The first time I did a book club selection was after I had read a book and I was really excited to share it with you. That was in March 2016 and the book was When Breath Becomes Air by Paul Kalanithi. If you missed the post about that terrific read, click here.
For the second book in our Healthy Matters book club – and for all future selections – I will post the book before I have read it and hopefully many of you will pick up a copy and read it as well. Then I hope we can have a good discussion about it -here on the blog, on the radio broadcast, and on Twitter. I really value using literature, the arts, the humanities, and so forth to help us all think about the practice of medicine. You can be part of that conversation!
So here’s the book I’d like you to considering reading: How Doctors Think by Jerome Groopman. Then look for a post on this blog in mid-June in which I hope you will give me your feedback – let’s start an interactive discussion!
Why this book?
How Doctors Think is really a book for the lay audience. The author is a Harvard physician and author with terrific insight not only as a teaching physician but also as a patient himself. You may want to check out this list of articles he has written for the New Yorker; there are some gems in there.
Dr. Groopman wrote How Doctors Think in 2007 to help non-medical and medical people alike explore the process by which doctors make a clinical diagnosis. Dr. Groopman says that “this book is about what goes on in a doctor’s mind as he or she treats a patient.”
Do you ever wonder why your doctor is asking you those seemingly strange and intrusive questions? Do you ever get the sense that your doctor is not really listening to you? Have you ever wondered why it took so long and involved so many incorrect diagnoses before your doctor accurately found out what condition you actually have? Do you ever wish you could be more of an active partner in your health care as opposed to a passive observer?
And maybe most important, how can you as a patient help your doctor make the diagnosis?
Here is an extended audio interview with Dr.
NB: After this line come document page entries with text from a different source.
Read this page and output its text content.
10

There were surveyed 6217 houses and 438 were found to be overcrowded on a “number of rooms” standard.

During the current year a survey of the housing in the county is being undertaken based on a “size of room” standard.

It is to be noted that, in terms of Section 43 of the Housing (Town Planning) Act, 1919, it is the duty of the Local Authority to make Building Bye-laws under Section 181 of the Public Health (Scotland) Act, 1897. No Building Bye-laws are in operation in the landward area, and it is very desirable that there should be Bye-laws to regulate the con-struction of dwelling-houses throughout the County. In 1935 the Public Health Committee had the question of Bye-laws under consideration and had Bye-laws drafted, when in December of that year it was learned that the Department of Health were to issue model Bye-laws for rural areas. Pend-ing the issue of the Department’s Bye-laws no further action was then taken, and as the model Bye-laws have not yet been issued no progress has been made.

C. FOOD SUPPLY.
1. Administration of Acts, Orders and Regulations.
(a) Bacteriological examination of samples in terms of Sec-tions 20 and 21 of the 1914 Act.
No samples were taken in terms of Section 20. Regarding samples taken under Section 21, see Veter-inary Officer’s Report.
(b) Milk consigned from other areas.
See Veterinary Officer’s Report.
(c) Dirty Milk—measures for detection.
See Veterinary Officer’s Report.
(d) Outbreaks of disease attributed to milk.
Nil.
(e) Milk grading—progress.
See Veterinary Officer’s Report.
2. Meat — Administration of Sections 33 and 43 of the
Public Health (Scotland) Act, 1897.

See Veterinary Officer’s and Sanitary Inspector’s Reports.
Groopman from NPR. You may wish to listen to it to stoke your interest in the book and the subject.
Please read the book and look for a post right here on MyHealthyMatters in mid-June in which I will give my thoughts on the book. I’ll post my reactions from an “insider’s” perspective as a physician who has made many diagnoses – some of which were indeed incorrect (hopefully the incorrect ones were in the minority!). And I’ll welcome your comments about what you thought.
OK, friends – start reading and join the conversation You have a month!